カウンセラーである”まこちゃん”は「観念」によってがんじがらめになり身動きの取れなくなってしまった登場人物たちに「観念」が絶対のものではないこと、そしてその「観念」を持つに至ったきっかけを解きほぐしながら人生の生き方を模索していきます。

実は僕自身、ここ半年ほどで自分の人生について見つめ直す機会に恵まれ、まさに「観念」によって縛られながら生きていたことを思い知り、極力自身の「観念」的価値観に囚われすぎないように日々を過ごしていたこともあって、本作に登場するキャラクター達がどこか他人事には思えず、さながら一緒に心理学の講義を受けているかのような気持ちで一心不乱に読み進めていました。どこかの誰かに似てるな?

なので本作に関しては一種のライフハック本のような捉え方をしてしまっているのかもしれません。感情豊かな登場人物たちが自らと向き合い、徐々に自分というものを取り戻していく過程は本作が物語であることを忘れてしまうくらいに非常に興味深いものでした。
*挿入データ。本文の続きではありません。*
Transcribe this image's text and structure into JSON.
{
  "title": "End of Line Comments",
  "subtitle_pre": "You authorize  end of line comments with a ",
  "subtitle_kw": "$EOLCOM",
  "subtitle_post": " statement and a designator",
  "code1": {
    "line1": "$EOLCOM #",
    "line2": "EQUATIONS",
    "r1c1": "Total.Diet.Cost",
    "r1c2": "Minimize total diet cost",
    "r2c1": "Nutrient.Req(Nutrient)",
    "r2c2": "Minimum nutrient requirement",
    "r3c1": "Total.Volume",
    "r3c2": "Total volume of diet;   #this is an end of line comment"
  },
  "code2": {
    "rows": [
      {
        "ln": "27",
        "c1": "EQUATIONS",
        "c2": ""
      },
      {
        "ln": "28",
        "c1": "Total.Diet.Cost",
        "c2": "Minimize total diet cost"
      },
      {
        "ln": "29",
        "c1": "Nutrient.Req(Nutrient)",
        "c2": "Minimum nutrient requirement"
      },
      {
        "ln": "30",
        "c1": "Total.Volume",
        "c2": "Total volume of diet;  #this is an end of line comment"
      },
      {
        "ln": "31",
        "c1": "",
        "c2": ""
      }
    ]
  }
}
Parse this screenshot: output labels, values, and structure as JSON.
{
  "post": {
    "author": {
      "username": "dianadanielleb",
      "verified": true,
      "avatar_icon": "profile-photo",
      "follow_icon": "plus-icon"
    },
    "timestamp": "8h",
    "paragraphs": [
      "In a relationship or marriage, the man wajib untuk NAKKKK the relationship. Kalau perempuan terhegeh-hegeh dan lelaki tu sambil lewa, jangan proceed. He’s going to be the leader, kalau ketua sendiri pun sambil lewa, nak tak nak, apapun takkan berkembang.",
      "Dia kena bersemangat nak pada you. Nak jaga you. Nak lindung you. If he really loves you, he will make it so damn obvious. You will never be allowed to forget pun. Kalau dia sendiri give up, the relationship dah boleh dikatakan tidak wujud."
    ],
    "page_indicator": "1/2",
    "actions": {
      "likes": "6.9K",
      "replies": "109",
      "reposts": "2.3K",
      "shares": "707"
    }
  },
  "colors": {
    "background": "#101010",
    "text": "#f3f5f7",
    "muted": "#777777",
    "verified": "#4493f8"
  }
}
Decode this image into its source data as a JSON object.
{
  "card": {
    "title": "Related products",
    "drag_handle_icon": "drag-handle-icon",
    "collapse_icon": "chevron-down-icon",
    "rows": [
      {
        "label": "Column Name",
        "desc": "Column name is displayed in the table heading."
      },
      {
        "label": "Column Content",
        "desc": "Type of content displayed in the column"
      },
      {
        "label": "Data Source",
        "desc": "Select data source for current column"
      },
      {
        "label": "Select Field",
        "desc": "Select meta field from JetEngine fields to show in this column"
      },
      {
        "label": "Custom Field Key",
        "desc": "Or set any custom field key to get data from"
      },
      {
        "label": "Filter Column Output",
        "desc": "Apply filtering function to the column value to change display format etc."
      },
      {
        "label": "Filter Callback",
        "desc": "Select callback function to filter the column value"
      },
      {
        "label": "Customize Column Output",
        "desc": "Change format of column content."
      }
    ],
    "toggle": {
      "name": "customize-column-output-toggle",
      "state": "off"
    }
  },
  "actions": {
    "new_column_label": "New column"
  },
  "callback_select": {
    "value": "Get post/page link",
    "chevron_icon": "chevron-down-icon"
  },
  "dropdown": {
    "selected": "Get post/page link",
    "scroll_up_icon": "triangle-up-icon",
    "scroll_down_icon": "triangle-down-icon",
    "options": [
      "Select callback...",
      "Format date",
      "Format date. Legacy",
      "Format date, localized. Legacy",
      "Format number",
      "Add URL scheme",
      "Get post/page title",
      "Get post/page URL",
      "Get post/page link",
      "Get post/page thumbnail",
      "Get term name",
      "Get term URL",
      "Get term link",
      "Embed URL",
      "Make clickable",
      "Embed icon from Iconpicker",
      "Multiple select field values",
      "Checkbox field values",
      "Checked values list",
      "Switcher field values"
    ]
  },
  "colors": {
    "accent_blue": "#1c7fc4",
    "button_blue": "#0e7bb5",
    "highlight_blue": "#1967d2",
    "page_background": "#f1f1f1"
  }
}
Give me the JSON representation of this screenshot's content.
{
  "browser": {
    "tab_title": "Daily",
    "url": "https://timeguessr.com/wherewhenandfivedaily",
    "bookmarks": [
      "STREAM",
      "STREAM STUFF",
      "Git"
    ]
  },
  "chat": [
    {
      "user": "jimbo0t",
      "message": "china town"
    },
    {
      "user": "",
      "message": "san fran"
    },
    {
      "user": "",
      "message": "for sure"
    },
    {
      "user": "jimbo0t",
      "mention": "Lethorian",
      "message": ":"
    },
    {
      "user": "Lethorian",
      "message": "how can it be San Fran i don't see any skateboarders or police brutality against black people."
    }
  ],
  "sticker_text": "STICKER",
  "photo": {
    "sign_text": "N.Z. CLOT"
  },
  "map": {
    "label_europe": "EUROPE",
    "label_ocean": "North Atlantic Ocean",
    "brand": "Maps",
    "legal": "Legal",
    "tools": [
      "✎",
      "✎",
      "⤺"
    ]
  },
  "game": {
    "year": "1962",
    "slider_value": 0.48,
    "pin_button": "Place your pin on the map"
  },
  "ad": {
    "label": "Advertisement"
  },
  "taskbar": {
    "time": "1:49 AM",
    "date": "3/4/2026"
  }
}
見つめ直したとはいえ、まだまだ僕も「観念」に振り回されることが多々あります。おそらくは一生付いてまわるものなのでしょう。そんな時は頭の中の”まこちゃん”に定期的に問い掛けてもらうことにします。今後の人生の指針を見つけた、という意味では大事な作品になったと思います。

 

今月はこんな感じでした。本当はここにグレイメルカも加えるはずだったんですが思いのほか時間がかかってしまった。久々にSRPGなんぞに手をだすからこうなる。でも楽しい。新たな扉をまた開けてしまった。それではまた。